All of these are what I call “micro-interactions,” and they add up to big results! In my world (HR), I define micro-interactions as exchanges between people that either build or deconstruct relationships. Most of the time, hundreds of these happen during a week without thought or intention. Sometimes, they are done with intention and careful design. Micro-interactions are the “nuts and bolts” fashioning positive or negative relationships. They are the building blocks producing trusting or toxic work environments. They are the ingredients developing great or dysfunctional teams.
When searching this term online, I found micro-interactions typically apply to improving a product’s user experience. We encounter these each day on our smartphones, computers, and other technology devices. According to Allita Joyce from the Nielsen Norman Group, micro-interactions can improve the “user experience” in four ways:
- Encourage engagement
- Display system status
- Provide error prevention
- Communicate brand
As an example, I use a web-based software called Process Street. Process Street allows our company to document and standardize processes. Along with several team-members, we created a New Hire Onboarding process checklist. This checklist documents our HR and Payroll, IT, and Operational “to-dos” to ensure a positive new hire experience. What impresses me with this tool is not only the built-in communication and document housing features but also the “fun” positive reinforcers built into it. Two micro-interactions come to mind. First, when a checklist is completed, confetti streams down the screen “celebrating” successful completion. In the top banner, it says “Checklist completed.” What a feeling of accomplishment! Then, when creating a PDF version of the completed checklist, it says “Generating... The process gnomes are generating a print preview. Sit tight.” Comedic genius... subtle, unexpected, and random. I am engaged, know the status of my request, see that no errors are present, and recognize the type of brand Process Street wants to portray.
Think of the ramifications this has on the “user experience” within companies! Millions if not billions of key strokes have painstakingly been pressed discussing organizational cultures, work environments, and team-building. Billions of dollars have been spent hiring consultants to “fix” or “enhance” cultures and teams. Do not get me wrong, parts of these are good and long overdue! Research study after research study demonstrates a direct relationship between organizational cultures and key performance indicators. Strong cultures result in lower turnover, higher engagement, higher innovation, etc.
How do you create a trusting, innovative, and engaging workplace where people feel valued?

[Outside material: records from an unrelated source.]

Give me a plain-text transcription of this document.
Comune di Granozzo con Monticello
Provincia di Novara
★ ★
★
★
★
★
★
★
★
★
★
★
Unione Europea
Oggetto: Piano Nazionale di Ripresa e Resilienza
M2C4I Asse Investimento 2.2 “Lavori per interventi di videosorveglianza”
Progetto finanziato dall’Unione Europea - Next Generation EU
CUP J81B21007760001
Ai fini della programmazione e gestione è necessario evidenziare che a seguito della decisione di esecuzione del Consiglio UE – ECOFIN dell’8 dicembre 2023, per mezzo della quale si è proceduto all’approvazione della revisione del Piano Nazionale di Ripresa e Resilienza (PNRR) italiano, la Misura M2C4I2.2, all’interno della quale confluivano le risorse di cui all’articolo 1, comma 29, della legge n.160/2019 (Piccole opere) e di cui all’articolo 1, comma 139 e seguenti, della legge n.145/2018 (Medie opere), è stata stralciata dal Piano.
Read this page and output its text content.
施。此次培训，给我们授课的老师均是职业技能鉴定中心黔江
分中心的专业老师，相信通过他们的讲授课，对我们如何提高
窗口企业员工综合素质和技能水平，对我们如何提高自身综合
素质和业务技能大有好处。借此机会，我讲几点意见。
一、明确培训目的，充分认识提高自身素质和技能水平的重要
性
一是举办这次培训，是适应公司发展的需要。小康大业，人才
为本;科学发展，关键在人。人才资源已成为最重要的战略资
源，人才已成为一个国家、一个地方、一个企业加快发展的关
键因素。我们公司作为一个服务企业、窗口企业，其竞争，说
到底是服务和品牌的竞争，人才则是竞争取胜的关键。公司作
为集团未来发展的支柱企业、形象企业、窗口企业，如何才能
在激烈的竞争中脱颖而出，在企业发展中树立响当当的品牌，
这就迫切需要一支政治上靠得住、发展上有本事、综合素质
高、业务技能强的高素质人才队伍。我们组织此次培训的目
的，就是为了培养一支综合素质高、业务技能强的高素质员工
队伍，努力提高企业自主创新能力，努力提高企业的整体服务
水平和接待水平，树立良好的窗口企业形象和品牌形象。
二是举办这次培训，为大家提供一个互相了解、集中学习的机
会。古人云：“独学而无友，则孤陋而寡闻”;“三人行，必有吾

Start by evaluating day-to-day micro-interactions. Are you too busy to say “hello” to a co-worker? Is your smartphone so addicting that you interact with it instead of the person across the conference table? Is cleaning out your inbox so vital to success that you cannot take ten minutes to walk around the office to interact with co-workers?
Here are simple “micro-habits” to create positive “micro-interactions”:
- Go for a walk! Take time to walk around the office and ask co-workers meaningful questions.
- Write a note! Recognize someone’s efforts and thank them for what they do.
- Answer the phone with a smile! Body language and tone of voice often tell more to a person than spoke words.
- Listen with intent! Do not spend time thinking of a witty reply. Rather, listen for understanding.